Outre sa portée satirique, cette tirade, qui se donne le tour d'un grand moment théâtral, a aussi pour rôle de ménager une pause dramaturgique en insérant au cœur de la pièce un propos moral. Ruy Blas critique vertement la dilapidation et l'enrichissement personnel des hommes d'état mais ne parvient pas à se faire entendre des conseillers du roi.

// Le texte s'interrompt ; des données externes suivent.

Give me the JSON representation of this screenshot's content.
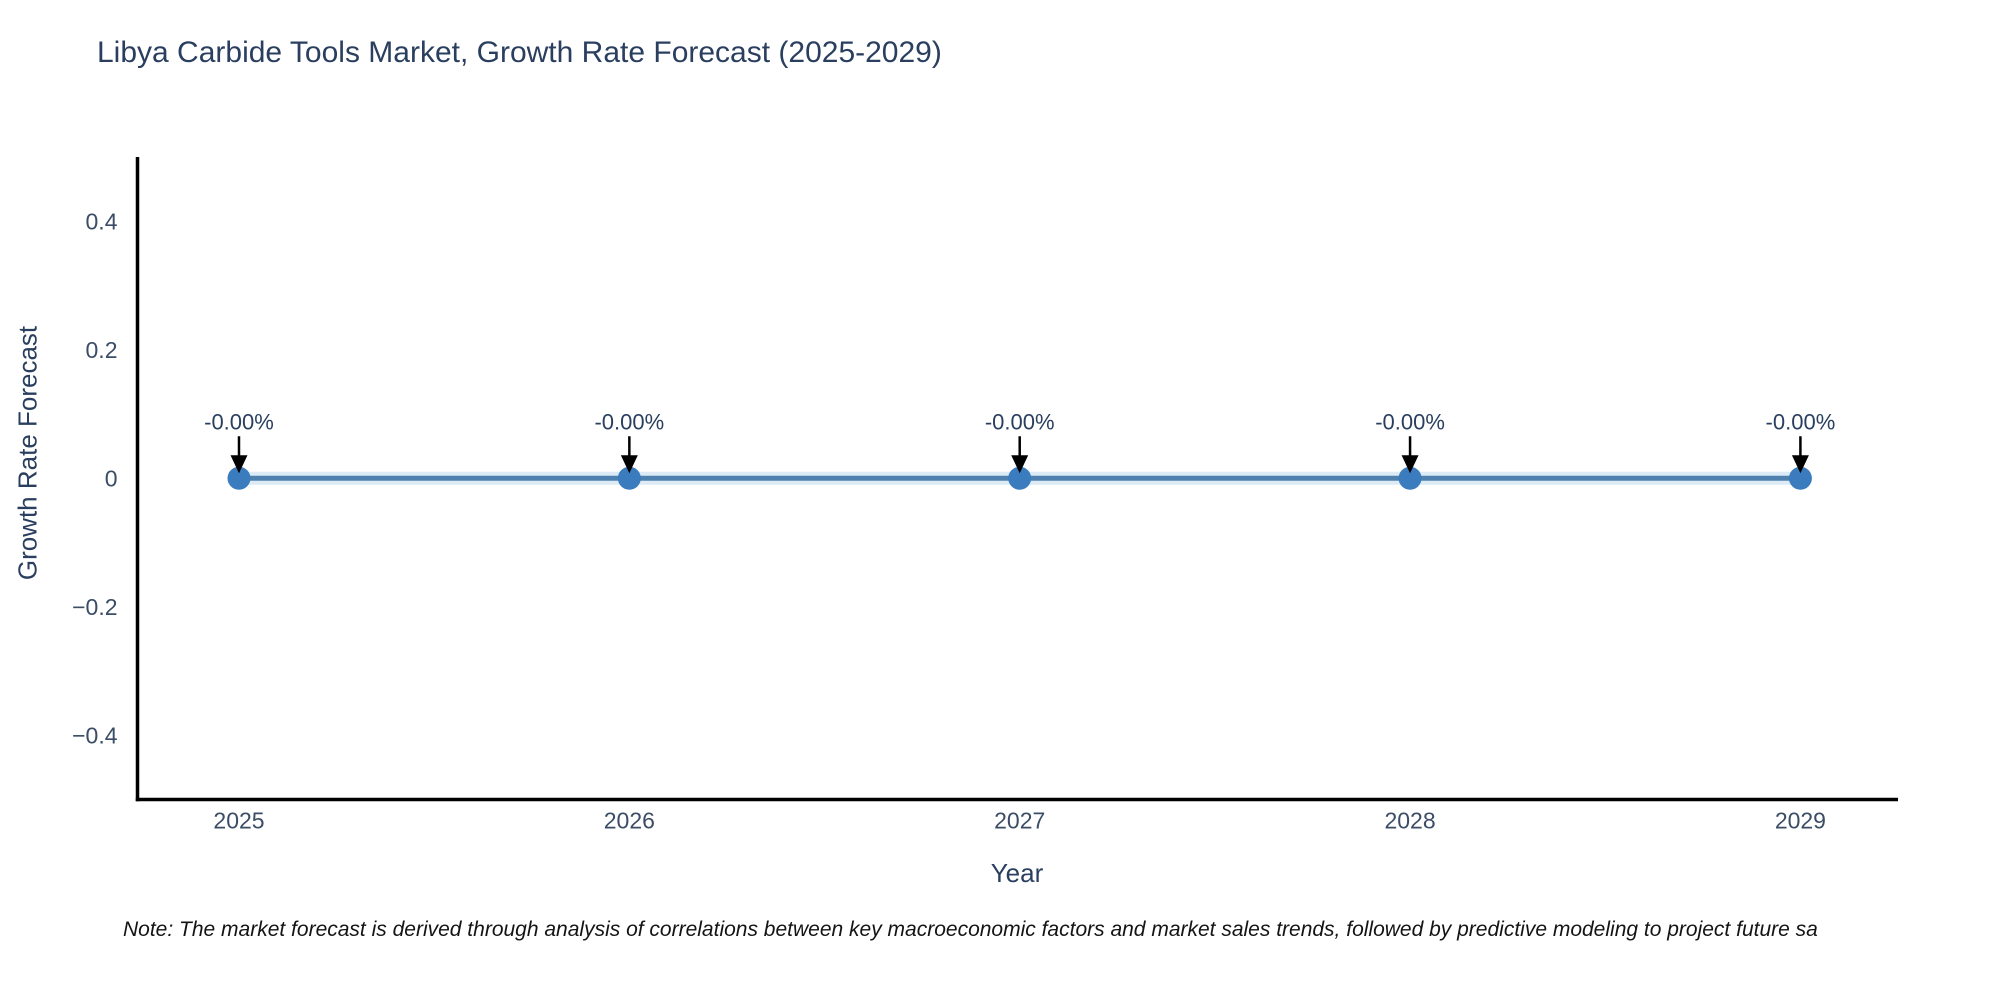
{
  "page": {
    "background": "#ffffff"
  },
  "header": {
    "title": "Libya Carbide Tools Market, Growth Rate Forecast (2025-2029)"
  },
  "footnote": "Note: The market forecast is derived through analysis of correlations between key macroeconomic factors and market sales trends, followed by predictive modeling to project future sa",
  "chart_data": {
    "type": "line",
    "title": "Libya Carbide Tools Market, Growth Rate Forecast (2025-2029)",
    "xlabel": "Year",
    "ylabel": "Growth Rate Forecast",
    "x": [
      2025,
      2026,
      2027,
      2028,
      2029
    ],
    "values": [
      0,
      0,
      0,
      0,
      0
    ],
    "point_labels": [
      "-0.00%",
      "-0.00%",
      "-0.00%",
      "-0.00%",
      "-0.00%"
    ],
    "x_tick_labels": [
      "2025",
      "2026",
      "2027",
      "2028",
      "2029"
    ],
    "y_tick_values": [
      0.4,
      0.2,
      0,
      -0.2,
      -0.4
    ],
    "y_tick_labels": [
      "0.4",
      "0.2",
      "0",
      "−0.2",
      "−0.4"
    ],
    "xlim": [
      2024.74,
      2029.25
    ],
    "ylim": [
      -0.5,
      0.5
    ],
    "grid": false,
    "legend_position": "none",
    "colors": {
      "line": "#4e81ad",
      "line_halo": "#dcebf6",
      "marker": "#3a7cbe",
      "axis": "#000000",
      "title_text": "#2a3f5f",
      "tick_text": "#3b4d66",
      "annotation_text": "#2a3f5f",
      "arrow": "#000000"
    }
  }
}
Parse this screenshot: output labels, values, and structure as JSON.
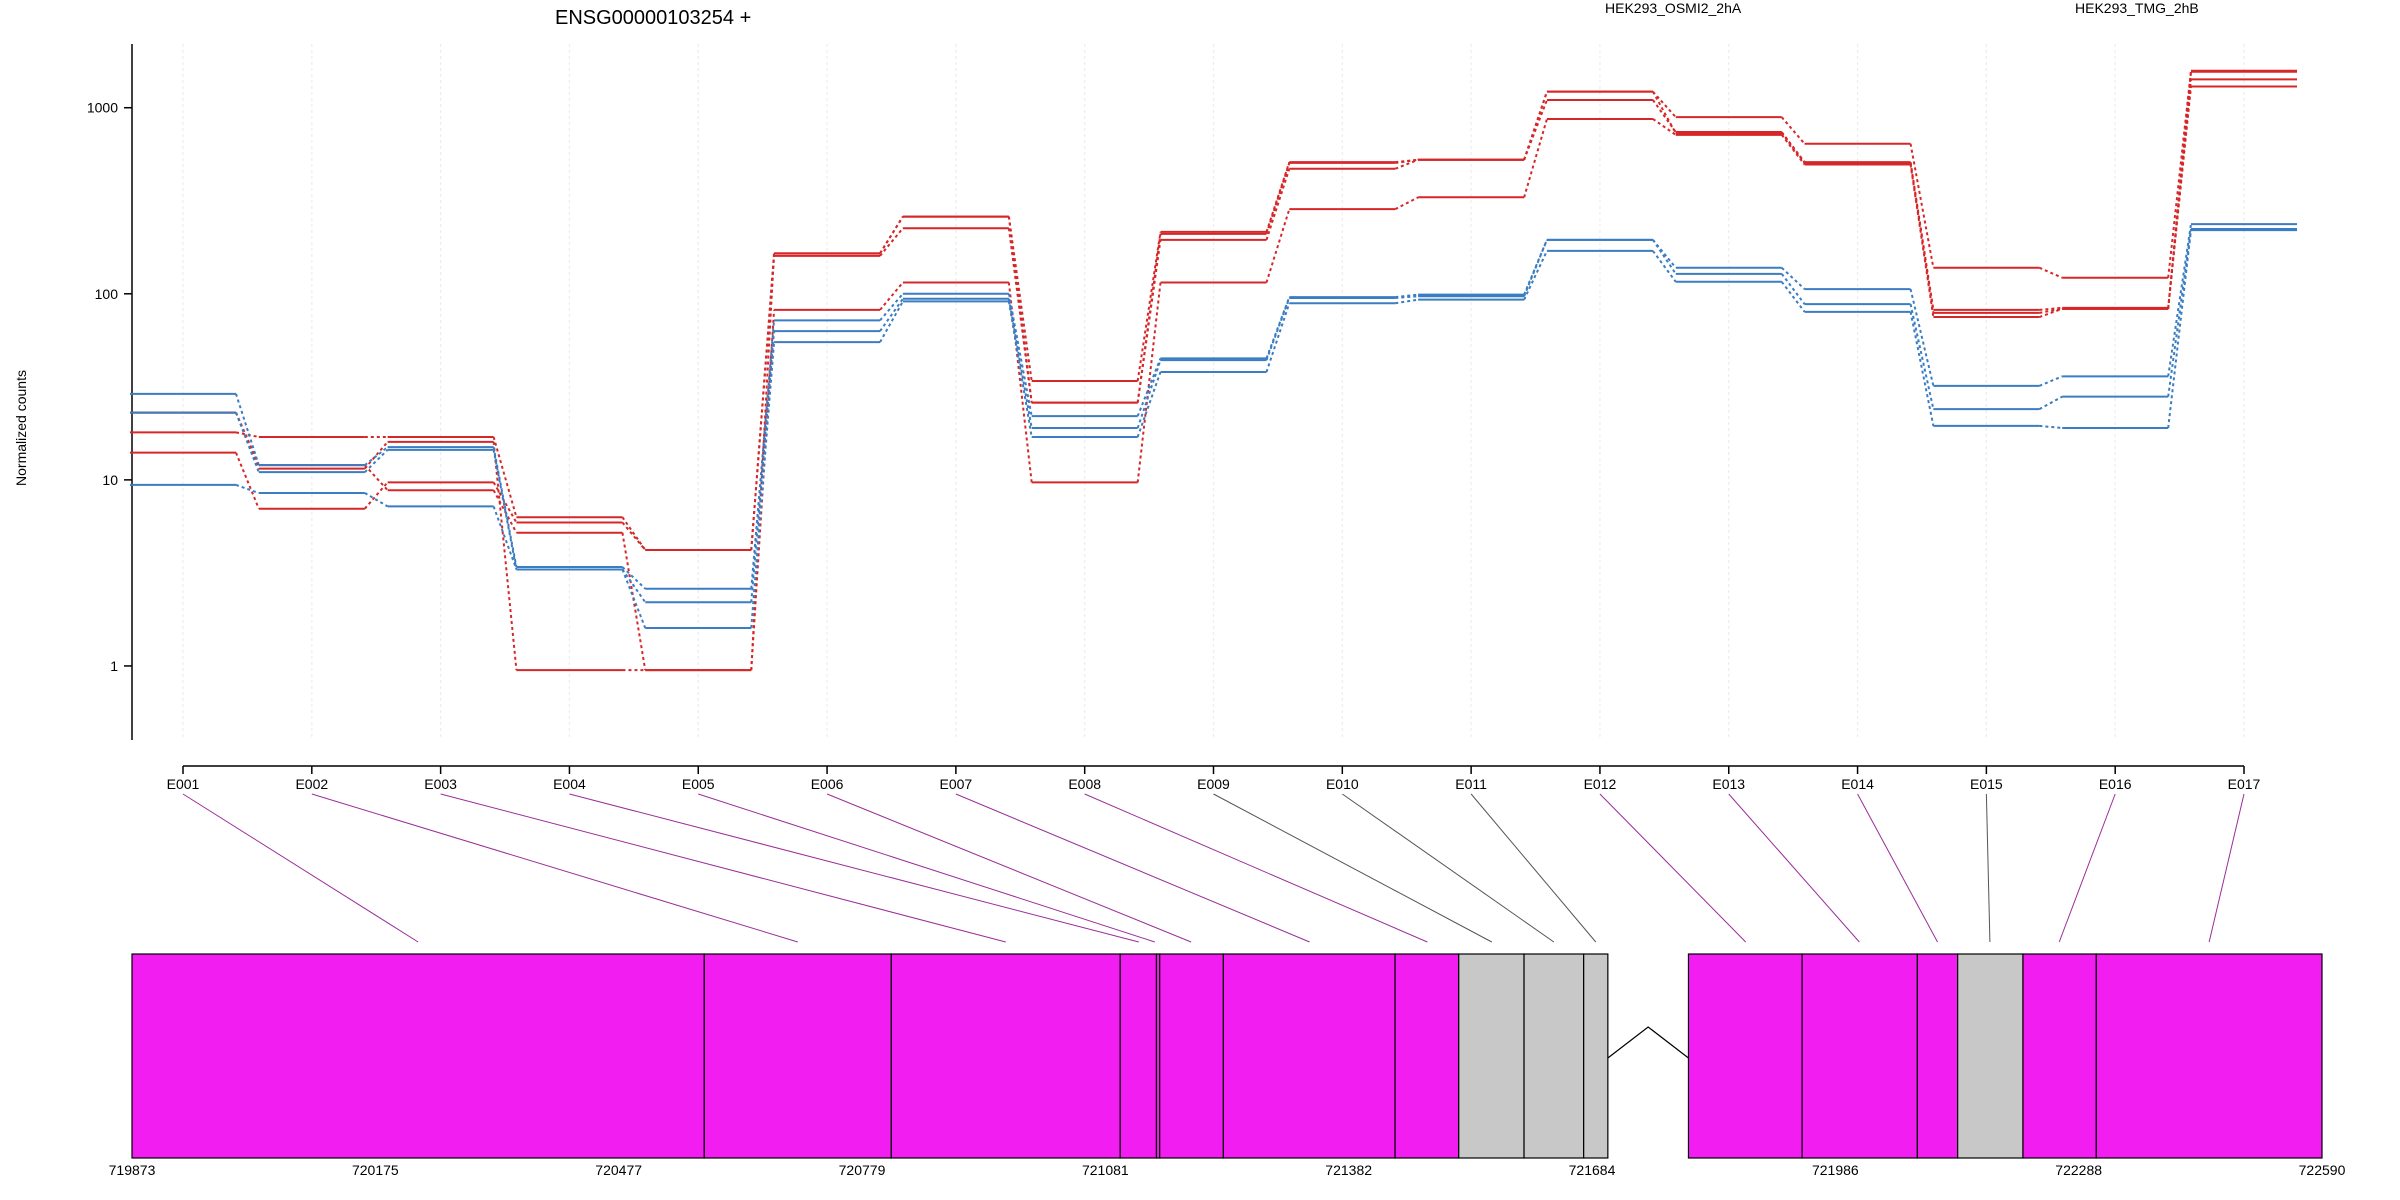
{
  "chart_data": {
    "type": "line",
    "title": "ENSG00000103254 +",
    "ylabel": "Normalized counts",
    "y_scale": "log",
    "ylim": [
      0.4,
      2200
    ],
    "y_ticks": [
      {
        "value": 1,
        "label": "1"
      },
      {
        "value": 10,
        "label": "10"
      },
      {
        "value": 100,
        "label": "100"
      },
      {
        "value": 1000,
        "label": "1000"
      }
    ],
    "categories": [
      "E001",
      "E002",
      "E003",
      "E004",
      "E005",
      "E006",
      "E007",
      "E008",
      "E009",
      "E010",
      "E011",
      "E012",
      "E013",
      "E014",
      "E015",
      "E016",
      "E017"
    ],
    "grid": "vertical dotted",
    "legend": [
      {
        "label": "HEK293_OSMI2_2hA",
        "color": "#d62728"
      },
      {
        "label": "HEK293_TMG_2hB",
        "color": "#3a7dc2"
      }
    ],
    "series": [
      {
        "group": "HEK293_OSMI2_2hA",
        "color": "#d62728",
        "values": [
          18,
          17,
          17,
          6.3,
          4.2,
          165,
          260,
          34,
          215,
          510,
          525,
          1220,
          890,
          640,
          138,
          122,
          1580
        ]
      },
      {
        "group": "HEK293_OSMI2_2hA",
        "color": "#d62728",
        "values": [
          14,
          7,
          9.7,
          5.9,
          4.2,
          160,
          225,
          26,
          195,
          470,
          525,
          1100,
          740,
          510,
          82,
          84,
          1420
        ]
      },
      {
        "group": "HEK293_OSMI2_2hA",
        "color": "#d62728",
        "values": [
          23,
          12,
          8.8,
          5.2,
          0.95,
          82,
          115,
          9.7,
          115,
          285,
          330,
          870,
          715,
          495,
          75,
          83,
          1300
        ]
      },
      {
        "group": "HEK293_OSMI2_2hA",
        "color": "#d62728",
        "values": [
          23,
          11.5,
          16,
          0.95,
          0.95,
          165,
          260,
          26,
          210,
          505,
          525,
          1220,
          730,
          505,
          79,
          83,
          1560
        ]
      },
      {
        "group": "HEK293_TMG_2hB",
        "color": "#3a7dc2",
        "values": [
          29,
          12,
          15,
          3.4,
          2.6,
          72,
          100,
          22,
          45,
          96,
          99,
          195,
          138,
          106,
          32,
          36,
          237
        ]
      },
      {
        "group": "HEK293_TMG_2hB",
        "color": "#3a7dc2",
        "values": [
          23,
          11,
          14.5,
          3.3,
          2.2,
          63,
          94,
          19,
          44,
          95,
          97,
          195,
          128,
          88,
          24,
          28,
          223
        ]
      },
      {
        "group": "HEK293_TMG_2hB",
        "color": "#3a7dc2",
        "values": [
          9.4,
          8.5,
          7.2,
          3.3,
          1.6,
          55,
          91,
          17,
          38,
          89,
          93,
          170,
          116,
          80,
          19.5,
          19,
          220
        ]
      }
    ],
    "gene_model": {
      "coordinate_ticks": [
        "719873",
        "720175",
        "720477",
        "720779",
        "721081",
        "721382",
        "721684",
        "721986",
        "722288",
        "722590"
      ],
      "coordinate_range": [
        719873,
        722590
      ],
      "colors": {
        "tested": "#f21df0",
        "not_tested": "#c8c8c8"
      },
      "exon_blocks": [
        {
          "start": 719873,
          "end": 720583,
          "status": "tested"
        },
        {
          "start": 720583,
          "end": 720815,
          "status": "tested"
        },
        {
          "start": 720815,
          "end": 721099,
          "status": "tested"
        },
        {
          "start": 721099,
          "end": 721144,
          "status": "tested"
        },
        {
          "start": 721144,
          "end": 721148,
          "status": "tested"
        },
        {
          "start": 721148,
          "end": 721227,
          "status": "tested"
        },
        {
          "start": 721227,
          "end": 721440,
          "status": "tested"
        },
        {
          "start": 721440,
          "end": 721519,
          "status": "tested"
        },
        {
          "start": 721519,
          "end": 721600,
          "status": "not_tested"
        },
        {
          "start": 721600,
          "end": 721674,
          "status": "not_tested"
        },
        {
          "start": 721674,
          "end": 721704,
          "status": "not_tested"
        },
        {
          "start": 721804,
          "end": 721945,
          "status": "tested"
        },
        {
          "start": 721945,
          "end": 722088,
          "status": "tested"
        },
        {
          "start": 722088,
          "end": 722138,
          "status": "tested"
        },
        {
          "start": 722138,
          "end": 722219,
          "status": "not_tested"
        },
        {
          "start": 722219,
          "end": 722310,
          "status": "tested"
        },
        {
          "start": 722310,
          "end": 722590,
          "status": "tested"
        }
      ],
      "intron": {
        "start": 721704,
        "end": 721804
      },
      "exon_map": [
        {
          "bin": "E001",
          "coord": 720228,
          "tested": true
        },
        {
          "bin": "E002",
          "coord": 720699,
          "tested": true
        },
        {
          "bin": "E003",
          "coord": 720957,
          "tested": true
        },
        {
          "bin": "E004",
          "coord": 721122,
          "tested": true
        },
        {
          "bin": "E005",
          "coord": 721142,
          "tested": true
        },
        {
          "bin": "E006",
          "coord": 721187,
          "tested": true
        },
        {
          "bin": "E007",
          "coord": 721334,
          "tested": true
        },
        {
          "bin": "E008",
          "coord": 721480,
          "tested": true
        },
        {
          "bin": "E009",
          "coord": 721560,
          "tested": false
        },
        {
          "bin": "E010",
          "coord": 721637,
          "tested": false
        },
        {
          "bin": "E011",
          "coord": 721689,
          "tested": false
        },
        {
          "bin": "E012",
          "coord": 721875,
          "tested": true
        },
        {
          "bin": "E013",
          "coord": 722016,
          "tested": true
        },
        {
          "bin": "E014",
          "coord": 722113,
          "tested": true
        },
        {
          "bin": "E015",
          "coord": 722178,
          "tested": false
        },
        {
          "bin": "E016",
          "coord": 722264,
          "tested": true
        },
        {
          "bin": "E017",
          "coord": 722450,
          "tested": true
        }
      ]
    }
  }
}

L'élan de réforme, porté par la parole de Ruy Blas (et du poète militant qu'est Victor Hugo), produit le même effet qu'un coup d'épée dans l'eau et devient le symptôme d'une profonde désillusion.

Voir un document sur Ruy Blas mis en scène par Brigitte Jaques-Wajeman (2002)

Céline Hersant

Transcription

(Silence)
Gérard Philipe
Bon appétit messieurs ! Ô ministres intègres ! Conseillers vertueux ! Voilà votre façon De servir, serviteurs qui pillez la maison ! Donc vous n'avez pas honte et vous choisissez l'heure, L'heure sombre où l'Espagne agonisante pleure ! Donc vous n'avez ici pas d'autres intérêts Que remplir votre poche et vous enfuir après ! Soyez flétris, devant votre pays qui tombe, Fossoyeurs qui venez le voler dans sa tombe ! Mais voyez, regardez, ayez quelque pudeur. L'Espagne et sa vertu, l'Espagne et sa grandeur, Tout s'en va. Nous avons, depuis Philippe Quatre, Perdu le Portugal, le Brésil, sans combattre ; En Alsace Brisach, Steinfort en Luxembourg ; Et toute la Comté jusqu'au dernier faubourg ; Le Roussillon, Ormuz, Goa, cinq mille lieues De côte, et Pernambouc, et les montagnes bleues ! Mais voyez. Du ponant jusques à l'orient, L'Europe, qui vous hait, vous regarde en riant. Comme si votre roi n'était plus qu'un fantôme, La Hollande et l'Anglais partagent ce royaume ; Rome vous trompe ; il faut ne risquer qu'à demi Une armée en Piémont, quoique pays ami ; La Savoie et son duc sont pleins de précipices. La France pour vous prendre attend des jours propices. L'Autriche aussi vous guette. Et l'infant bavarois Se meurt, vous le savez. Quant à vos vice-rois, Médina, fou d'amour, emplit Naples d'esclandres, Vaudémont vend Milan, Legañez perd les Flandres. Quel remède à cela ? L'État est indigent, L'Etat est épuisé de troupes et d'argent ; Nous avons sur la mer, où Dieu met ses colères, Perdu trois cents vaisseaux, sans compter les galères. Et vous osez ! ... Messieurs, en vingt ans, songez-y, Le peuple, – j'en ai fait le compte, et c'est ainsi ! – Portant sa charge énorme et sous laquelle il ploie, Pour vous, pour vos plaisirs, pour vos filles de joie, Le peuple misérable, et qu'on pressure encor, A sué quatre cent trente millions d'or ! Et ce n'est pas assez ! Et vous voulez, mes maîtres ! Ah ! J'ai honte pour vous !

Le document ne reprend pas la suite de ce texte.